Low temperature diagenetic–metamorphic and magmatic contributions of external CO 2 gas to a shallow ground water system

Abstract

A small (<15 km 2), low temperature (<20°C), CO 2 gas overpressured, gently dipping Paleozoic carbonate aquifer rests on Precambrian granite in a narrow canyon along the eastern edge of the Rocky Mountain Front Range, Colorado. The carbonate aquifer is bounded on three sides by granite and in the down dip direction by the Front Range fault. The fault, in a major continental intraplate zone of weakness along which magmatic fluids and gases could migrate to the surface and near surface from great depths. The fault has also overthrusted slices of carbonate and clastic rocks several kilometres below the granitic basement. Stable isotopic ( δ 2H and δ 18O) and discharge temperature data suggests that carbonate aquifer ground waters are of meteoric origin and have not circulated to depths greater than the base of the carbonate aquifer (≈650 m).
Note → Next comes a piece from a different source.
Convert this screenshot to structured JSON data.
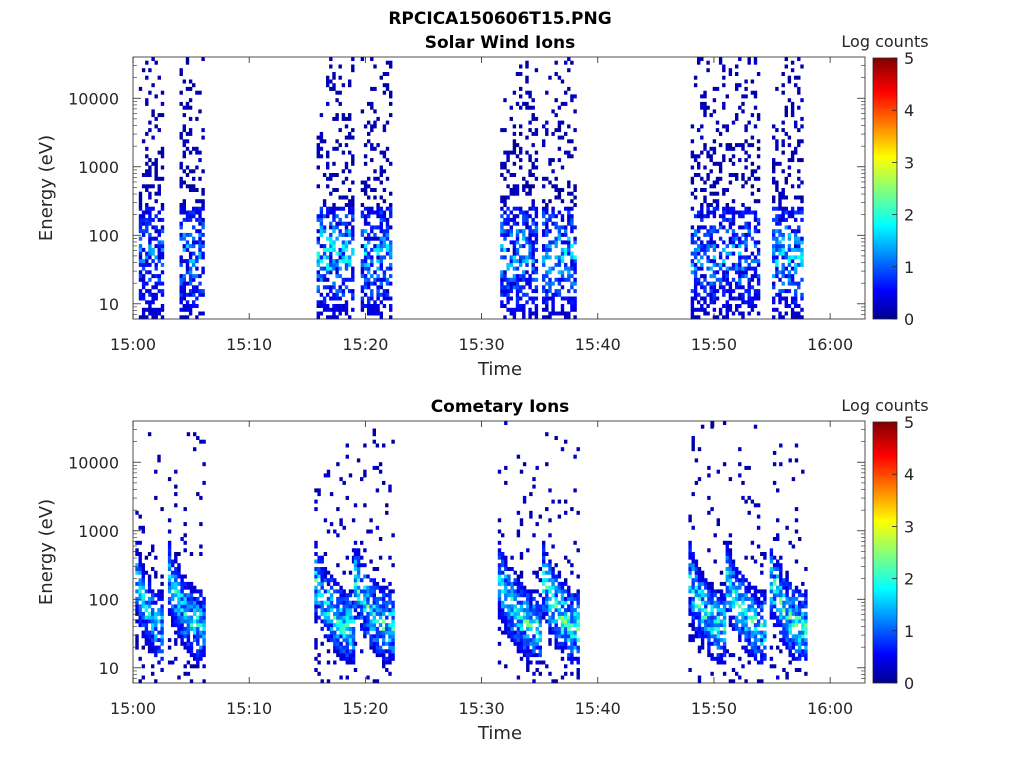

Elevated CO 2 and the δ 13C of HCO 3 − in the carbonate aquifer suggest an external crustal source of CO 2 gas. 3He/ 4He, O 2/N 2 and Ar/N 2 gas ratios indicate gas contributions from both magmatic and atmospheric sources. Atmosphere contributions account for about 25% of the exsolving gas, whereas magmatic CO 2 accounts for 7 to 14%. Possible external CO 2 sources, which are consistent with the mean HCO 3 − δ 13C=−2.4‰ (PDB), are clay–carbonate mineral diagenesis or low temperature metamorphism of siliceous–carbonate rocks that have been overthrust by 3 to 6 km of granite. Diagenetic or metamorphic CO 2, mixed with some magmatic gas, appears to have migrated from the source rock area upward along the Ute Pass thrust fault until it encountered the shallow carbonate aquifer ground water system where it was further diluted with atmospheric gas.